All of his cum belongs to me, so only I will take his cock in my pussy. While taking a lovely fucking from behind, I will embrace and make out with our beautiful Amanda, until S reaches his orgasm.

Yes, just a fantasy for now. Hopefully soon, reality.

The Time Has Come

Posted on 9:36 PM by Tina

I'm fully in charge now and he has completely relented. S has finally given in to his own desires and is my sweet slave, "My Little Fucking Boy", to be loved and led by his Mistrss. I couldn't be more thrilled.

This was a long time in coming, and we both resisted the obvious for far too long. I would fight my inner nature and listen to my head, not my heart, allowing shame to prevent me from taking my natural and rightful place as his Domme. Ladies don't lead, ladies don't love a good fucking, ladies don't command their man, they submit. How wrong I was! And how much I love and embrace being in charge and being a proud, vibrant, strong, yet feminine and demure Domme! I was meant for this my whole life.

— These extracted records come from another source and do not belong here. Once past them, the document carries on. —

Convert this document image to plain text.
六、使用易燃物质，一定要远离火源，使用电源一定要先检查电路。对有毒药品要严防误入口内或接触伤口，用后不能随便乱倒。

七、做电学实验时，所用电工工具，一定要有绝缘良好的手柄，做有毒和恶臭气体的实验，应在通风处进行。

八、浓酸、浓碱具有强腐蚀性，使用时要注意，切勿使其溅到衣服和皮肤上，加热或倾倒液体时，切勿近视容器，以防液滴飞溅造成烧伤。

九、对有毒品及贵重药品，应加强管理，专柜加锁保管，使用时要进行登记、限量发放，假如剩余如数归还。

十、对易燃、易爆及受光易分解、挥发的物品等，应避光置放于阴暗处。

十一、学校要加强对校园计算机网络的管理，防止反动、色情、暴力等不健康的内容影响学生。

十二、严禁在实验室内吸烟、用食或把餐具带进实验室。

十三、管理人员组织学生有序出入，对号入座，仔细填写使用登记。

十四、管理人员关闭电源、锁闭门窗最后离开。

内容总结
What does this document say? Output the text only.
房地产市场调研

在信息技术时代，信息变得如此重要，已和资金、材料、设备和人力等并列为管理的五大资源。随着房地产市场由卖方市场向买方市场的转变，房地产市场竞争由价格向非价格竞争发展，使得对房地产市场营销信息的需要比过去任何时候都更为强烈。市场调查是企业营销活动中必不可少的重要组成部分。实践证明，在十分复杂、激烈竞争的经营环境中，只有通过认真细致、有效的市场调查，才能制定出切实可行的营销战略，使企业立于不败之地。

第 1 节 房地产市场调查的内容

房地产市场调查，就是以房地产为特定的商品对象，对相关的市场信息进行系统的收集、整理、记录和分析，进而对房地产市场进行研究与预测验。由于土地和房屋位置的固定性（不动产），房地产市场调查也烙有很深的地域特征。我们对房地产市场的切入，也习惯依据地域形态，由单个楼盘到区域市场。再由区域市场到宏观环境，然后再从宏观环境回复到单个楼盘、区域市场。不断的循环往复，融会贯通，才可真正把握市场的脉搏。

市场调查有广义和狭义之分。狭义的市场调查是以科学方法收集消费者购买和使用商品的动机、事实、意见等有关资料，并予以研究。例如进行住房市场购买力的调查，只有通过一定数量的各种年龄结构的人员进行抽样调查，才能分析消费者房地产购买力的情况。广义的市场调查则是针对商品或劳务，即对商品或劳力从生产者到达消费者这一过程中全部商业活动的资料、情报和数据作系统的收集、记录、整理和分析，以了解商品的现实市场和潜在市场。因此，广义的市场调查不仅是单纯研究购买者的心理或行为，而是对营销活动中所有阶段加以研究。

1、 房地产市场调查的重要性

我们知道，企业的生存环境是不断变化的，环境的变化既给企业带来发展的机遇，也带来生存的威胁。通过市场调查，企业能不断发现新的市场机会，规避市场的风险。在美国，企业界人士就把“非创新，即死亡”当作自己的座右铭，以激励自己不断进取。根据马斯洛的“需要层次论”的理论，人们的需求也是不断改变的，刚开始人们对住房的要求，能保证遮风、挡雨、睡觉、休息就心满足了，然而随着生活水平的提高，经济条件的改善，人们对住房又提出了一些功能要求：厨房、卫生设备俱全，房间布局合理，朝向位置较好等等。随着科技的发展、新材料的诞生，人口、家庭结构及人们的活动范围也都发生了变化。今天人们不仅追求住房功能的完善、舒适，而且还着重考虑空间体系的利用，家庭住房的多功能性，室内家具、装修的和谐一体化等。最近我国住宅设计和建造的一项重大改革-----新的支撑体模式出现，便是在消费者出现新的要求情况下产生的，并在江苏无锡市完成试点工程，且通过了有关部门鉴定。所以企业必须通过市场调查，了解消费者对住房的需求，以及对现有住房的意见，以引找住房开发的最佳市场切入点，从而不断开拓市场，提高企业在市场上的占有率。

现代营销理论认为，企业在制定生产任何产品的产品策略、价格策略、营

My first order of business was to lay down ground rules. My second was to teach S that he is valuable and worthy of being treated with only dignity. This entailed putting his ex-wife in her place and backing her off of the two of us with the threat of legal action. I looked him deep in the eye when she sent her incredibly submissive text back to me, consenting to my wishes, and told him, "Do you see? I am in charge. I am in control. Not only do you answer to me, but she does as well."

When a woman comes into her own, they all see it, and fall to her feet.

Let the worshiping begin.

Lonely at the Top

Posted on 12:09 PM by Tina

I've heard it said, "It's lonely at the top." I realize how true this is. Now that I have found my soulmate, when he is disengaged, or passive, looking for leadership, and not being my touchstone, the feeling of isolation for me can be overwhelming.

We just returned from a 10-day, 6 state, 2500+ mile road trip. We visited some of his family, and he took me to some places I've never traveled. He paid for it all; treated me to fine hotels and delicious meals. Somewhere along the road we defined our relationship to an even greater level, and our last stop was to a bondage store, 300 miles from home. I picked up items I would need to bring him to full submission and placed them on the counter. Then I let him pay.

After driving 700 miles in one day, we arrived home. I made him a nice dinner, he had a drink, and I took charge. Using every item we purchased, and some that had once been purchased for use on me, the transition is complete.

This morning he is passive, quiet (even quieter than usual), and has this longing in his eyes for acceptance, approval, and love. After each interaction throughout the night I cuddled, praised and reassured him. Being the submissive once, I know the importance of this, and the emotional reward it brings.

It is my strength he was attracted to all along. It is my strength that sexually dominates him, emotionally feeds him, and mentally retrains him. My hope is that I have enough to sustain us both. The feelings of loneliness are looming, but I'm sure temporary. Reward is just around the corner; for us both.